Em termos financeiros (Lei nº 2/2007), salientam-se alguns pontos:

- O art. 3º confere a gestão do património e das finanças próprias das autarquias nos termos do seu nº 2;

- Os arts. 10º a 12º estabelecem quais as receitas, os poderes tributários e as isenções e benefícios fiscais dos Municípios;

- Os arts. 17º e 18º estabelecem quais as receitas e quais as taxas que podem ser estabelecidas pelas Freguesias.

- O Título III desta lei regula a repartição dos recursos públicos entre o Estado e as autarquias locais.

- O artigo 37º estabelece um limite ao endividamento.

Quanto às suas atribuições e competências (Lei nº 159/99), podem inferir-se dos critérios de transferência das competências, estabelecidos nos princípios gerais, alguns limites à autonomia das autarquias, se bem que não sejam decisivos:

 - O arts. 2º, 3º e 4º estabelecem critérios de coesão social, proximidade dos cidadãos,  eficiência e eficácia de gestão tanto no âmbito das transferências realizadas como no âmbito do nível da Administração a que as transferências deverão ser exercidas, evitando a sobreposição de actuações das autarquias locais e da administração central bem como a unidade na prossecução das políticas públicas e os planos enquadradores da actividade da administração central e da administração local;

- O Capítulo II (arts. 13º a 15º) delimita largamente os domínios das atribuições dos municípios e das freguesias, prevendo ainda a possibilidade de delegação de competências daquelas, nestas.

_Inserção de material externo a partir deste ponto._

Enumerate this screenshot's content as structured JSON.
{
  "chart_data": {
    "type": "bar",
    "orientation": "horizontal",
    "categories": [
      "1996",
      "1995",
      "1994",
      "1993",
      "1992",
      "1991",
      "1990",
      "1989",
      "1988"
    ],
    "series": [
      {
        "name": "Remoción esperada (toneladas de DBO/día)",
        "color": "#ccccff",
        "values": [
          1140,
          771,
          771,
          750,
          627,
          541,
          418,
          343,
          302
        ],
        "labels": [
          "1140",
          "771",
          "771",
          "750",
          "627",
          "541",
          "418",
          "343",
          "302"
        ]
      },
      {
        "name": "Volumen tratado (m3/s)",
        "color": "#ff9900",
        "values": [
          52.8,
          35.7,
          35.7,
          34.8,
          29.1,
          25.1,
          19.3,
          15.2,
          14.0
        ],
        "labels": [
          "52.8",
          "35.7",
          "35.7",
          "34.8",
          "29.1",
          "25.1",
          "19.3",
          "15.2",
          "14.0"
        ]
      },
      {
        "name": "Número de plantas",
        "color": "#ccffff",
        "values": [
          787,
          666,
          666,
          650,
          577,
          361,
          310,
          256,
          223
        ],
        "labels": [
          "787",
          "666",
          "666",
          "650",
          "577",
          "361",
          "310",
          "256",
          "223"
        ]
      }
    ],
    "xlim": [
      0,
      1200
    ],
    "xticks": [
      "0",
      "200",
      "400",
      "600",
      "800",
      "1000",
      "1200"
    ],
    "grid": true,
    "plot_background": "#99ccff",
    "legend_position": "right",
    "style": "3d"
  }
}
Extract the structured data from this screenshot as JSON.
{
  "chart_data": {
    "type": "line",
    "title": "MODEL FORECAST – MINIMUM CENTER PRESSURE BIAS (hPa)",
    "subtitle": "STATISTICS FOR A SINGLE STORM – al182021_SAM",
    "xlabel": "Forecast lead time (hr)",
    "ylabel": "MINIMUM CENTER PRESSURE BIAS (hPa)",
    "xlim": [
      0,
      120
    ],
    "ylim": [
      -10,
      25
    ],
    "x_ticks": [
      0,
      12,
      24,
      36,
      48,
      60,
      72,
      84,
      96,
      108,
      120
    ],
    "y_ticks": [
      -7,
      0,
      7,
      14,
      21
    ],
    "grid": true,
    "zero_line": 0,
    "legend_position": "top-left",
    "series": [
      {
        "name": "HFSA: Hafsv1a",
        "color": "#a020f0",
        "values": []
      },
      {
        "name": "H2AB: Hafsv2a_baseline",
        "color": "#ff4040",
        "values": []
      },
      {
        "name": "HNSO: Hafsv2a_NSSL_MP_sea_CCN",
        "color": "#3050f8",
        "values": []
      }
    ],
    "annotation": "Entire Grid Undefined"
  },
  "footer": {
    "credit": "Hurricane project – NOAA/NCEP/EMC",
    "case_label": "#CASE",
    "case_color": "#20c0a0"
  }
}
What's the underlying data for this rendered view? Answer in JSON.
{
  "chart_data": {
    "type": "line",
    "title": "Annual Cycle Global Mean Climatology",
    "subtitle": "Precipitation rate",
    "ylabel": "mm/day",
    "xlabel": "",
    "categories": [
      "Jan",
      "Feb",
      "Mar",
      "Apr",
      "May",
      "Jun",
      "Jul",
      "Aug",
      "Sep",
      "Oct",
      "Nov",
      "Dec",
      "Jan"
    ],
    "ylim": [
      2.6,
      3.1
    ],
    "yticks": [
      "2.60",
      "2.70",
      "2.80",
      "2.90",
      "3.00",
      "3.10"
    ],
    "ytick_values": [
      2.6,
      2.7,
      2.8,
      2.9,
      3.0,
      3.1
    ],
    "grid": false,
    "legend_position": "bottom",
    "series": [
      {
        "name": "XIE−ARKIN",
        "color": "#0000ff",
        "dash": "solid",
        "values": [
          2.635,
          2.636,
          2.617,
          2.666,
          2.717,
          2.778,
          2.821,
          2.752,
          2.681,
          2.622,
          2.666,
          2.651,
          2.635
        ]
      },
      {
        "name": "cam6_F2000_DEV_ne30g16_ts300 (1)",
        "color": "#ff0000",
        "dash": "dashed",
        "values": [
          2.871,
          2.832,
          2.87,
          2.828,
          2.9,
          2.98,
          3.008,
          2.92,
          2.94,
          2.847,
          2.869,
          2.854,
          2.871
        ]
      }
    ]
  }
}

- O Capítulo III (arts. 16º e seguintes) dedica-se às competências dos munícipios, transferindo-lhes poderes de gestão, planeamento e investimento nas mais variadas áreas.

Conclusões

Face ao disposto, é possível pintar-se já uma imagem das relações do Estado com as autarquias locais, e da posição destas face àquele. Existe de facto uma descentralização jurídica, no sentido em que a função administrativa está confiada a outras pessoas públicas colectivas para além do Estado, mas a questão deve colocar-se não do ponto de vista jurídico, mas do ponto de vista político-administrativo, uma vez que o grau de descentralização político-administrativa é em grande medida a reflexão do grau de autonomia que o poder local tem face ao Estado.

Como afirmei na introdução deste artigo, a existência do poder local tem uma finalidade. Tentando qualificar o grau de autonomia das autarquias locais, devemos questionar-nos sobre se são conferidos pela lei às autarquias os meios suficientes para a prossecução dos seus interesses por si próprias, ou seja, fazer aquilo para que foram criadas.

Creio que, vistos os pontos principais do regime as autarquias locais, pode afirmar-se que a lei impõe deveres ao Estado face às autarquias que lhes permitem ter o grau de liberdade em relação a este bem como os meios técnicos, humanos e financeiros suficientes para prosseguirem com eficácia os interesses próprios de cada aglomerado populacional.

É de notar que fortalecer o poder local por um lado equivale a enfraquecer o poder central pelo outro; desta forma, e tendo isso em conta, penso que há um grau de autonomia local suficiente e equilibrado, mas é necessário notar que ainda assim, esse grau está consagrado em lei ordinária o que, dado o nosso processo legislativo, mostra como o grau de autonomia de que as autarquias locais  beneficiam pode ser facilmente alterado e reduzido sem violar princípios constitucionais: Se a autonomia é uma questão de grau, e a CRP apenas exige que ela exista, em termos vagos e sem especificar até que ponto, como creio que o não faz, há que questionar até que ponto a CRP protege uma verdadeira autonomia local.

Isso faz da autonomia local uma realidade constantemente mutável, e a sua abstracção faz com que se torne mais díficil uma avaliação objectiva do problema que possa gerar algum consenso.

Admito já, no entanto, a possível existência de algumas falhas na minha opinião devido à não inclusão da análise do poder de tutela exercido pelo Estado sobre as nesta equação.